[Popgenlunch] Biocultural Anthropology Job Candidate Talk: Ancient DNA: Insights into Human Evolution

Dan Eisenberg dtae at uw.edu
Wed Feb 15 22:34:09 PST 2017


Dear Colleagues,

Anthropology is in the midst of a faculty search which may be of interest
to some of you. Details below on the most recent candidate. If you would
like to arrange to meet with Dr. Lindo (on Tuesday or Wednesday) please
call the anthropology main office at (206) 543-5240.

If you have any feedback on the candidate, feel free to let me know.

Thanks,
Dan

_____
Dan T.A. Eisenberg
Assistant Professor
Department of Anthropology
University of Washington
Campus Box 353100
Seattle, WA 98195
USA
Office: Denny 138
Lab: Kincaid 038


Title: Ancient DNA: Insights into Human Evolution
Where: Denny 313
When: Wednesday Feb 22, 1:30-2:20 with a 30 minute reception to follow


The relatively new field of Ancient DNA has proved transformative in the
understanding of evolution in humans and provided new perspectives on
ancient population movements. In this talk, three distinct studies will be
covered that have utilized ancient DNA, in conjunction with archeological
findings, to uncover intriguing details about the origins of the First
North Americans, the impact of European Contact on Native Americans, and
the rapid adaptation of humans to new and ever-changing environments.

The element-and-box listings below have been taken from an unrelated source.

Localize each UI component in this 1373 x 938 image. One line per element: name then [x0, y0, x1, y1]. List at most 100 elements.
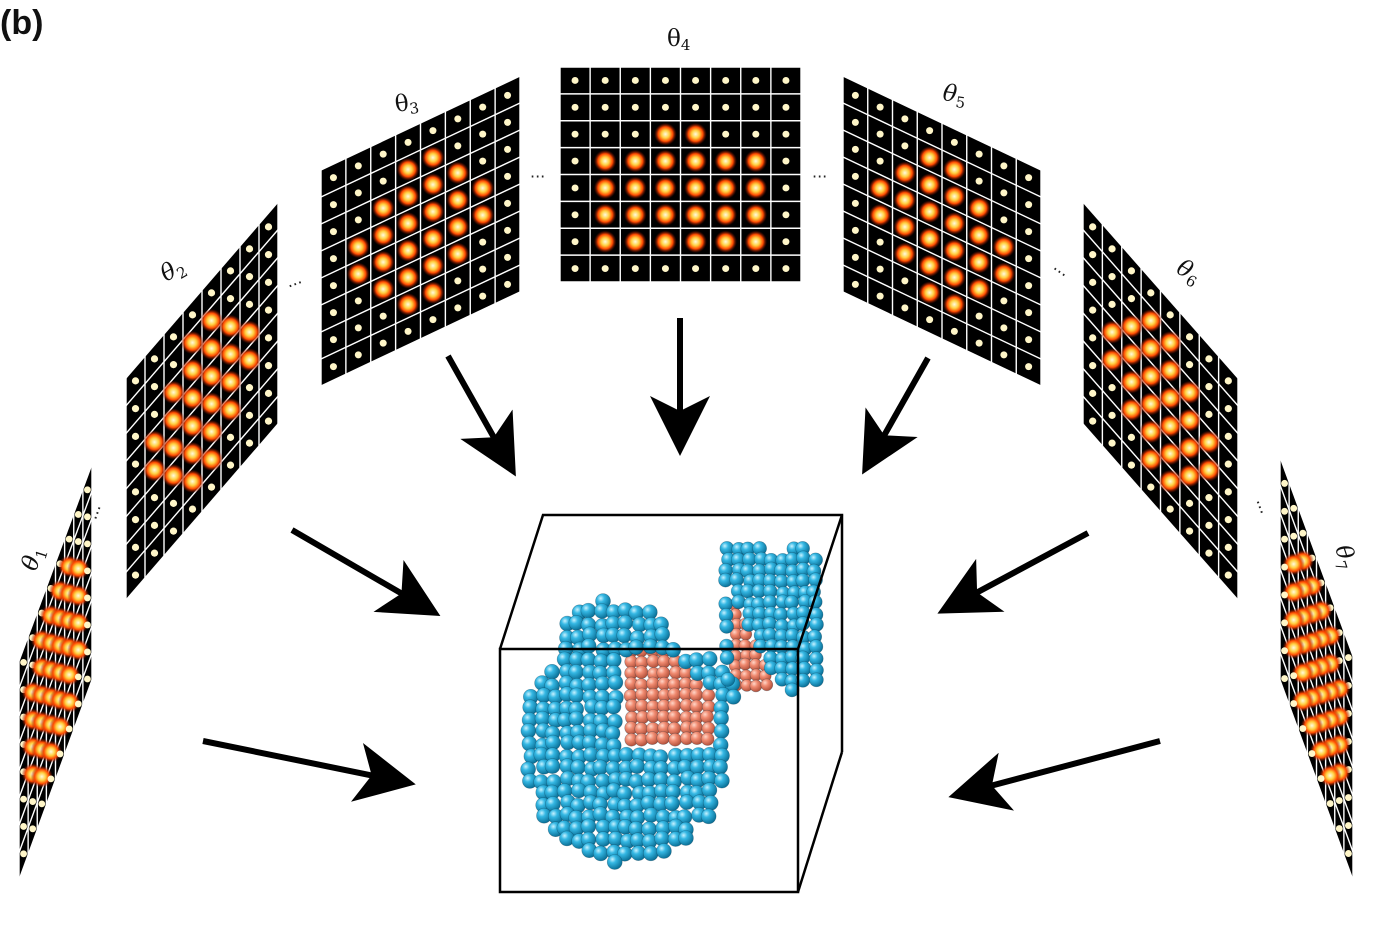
diffraction-spot-bright — [654, 176, 677, 200]
diffraction-spot — [1127, 461, 1136, 469]
diffraction-spot-bright — [1158, 330, 1182, 355]
shell-atom — [719, 619, 734, 634]
diffraction-spot — [1000, 189, 1008, 197]
diffraction-spot — [782, 157, 790, 165]
shell-atom — [580, 638, 597, 654]
diffraction-spot-bright — [67, 611, 90, 634]
diffraction-spot — [722, 265, 730, 273]
diffraction-spot — [454, 277, 462, 285]
diffraction-spot-bright — [421, 254, 445, 277]
diffraction-spot — [1290, 504, 1298, 512]
grid-line — [842, 264, 1042, 360]
diffraction-spot — [169, 527, 178, 535]
diffraction-spot-bright — [1139, 336, 1163, 361]
diffraction-spot — [782, 130, 790, 138]
diffraction-spot-bright — [180, 330, 205, 355]
panel-label: (b) — [0, 4, 43, 42]
diffraction-spot — [1089, 223, 1097, 231]
shell-atom — [568, 710, 585, 727]
diffraction-spot — [876, 292, 884, 300]
diffraction-spot — [851, 226, 859, 234]
diffraction-spot — [1205, 521, 1213, 529]
shell-atom — [678, 830, 694, 846]
diffraction-spot-bright — [714, 149, 737, 173]
diffraction-spot-bright — [346, 262, 370, 286]
diffraction-spot-bright — [684, 149, 707, 173]
diffraction-spot — [379, 312, 387, 320]
diffraction-spot — [245, 245, 254, 253]
diffraction-spot-bright — [654, 122, 677, 146]
diffraction-spot — [404, 138, 412, 146]
diffraction-spot-bright — [893, 188, 917, 212]
diffraction-spot — [65, 725, 73, 733]
core-atom — [668, 732, 682, 747]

John Lindo is a Provost’s Postdoctoral Scholar in the Department of Human
Genetics at the University of Chicago. John is a trained anthropologist and
focuses on utilizing Ancient DNA to address questions of evolution,
demography, and adaptation in humans. Part of his research explores
different aspects of Native American evolutionary and demographic history.
His studies have included the initial migration into the Americas,
utilizing the genome of a 10,000-year-old human from Alaska, and examining
natural selection in the ancient environments of the Americas. To produce
his work, John employs a variety of techniques, including clean-room DNA
extractions from ancient samples provided by archaeologists, whole genome
sequencing, and computational methods to explore hypotheses
regarding population movements and evolution. John also has a forthcoming
publication in the Oxford Handbook of Law, Regulation, and Technology on
the limitations of genetic and racial inferences for the law.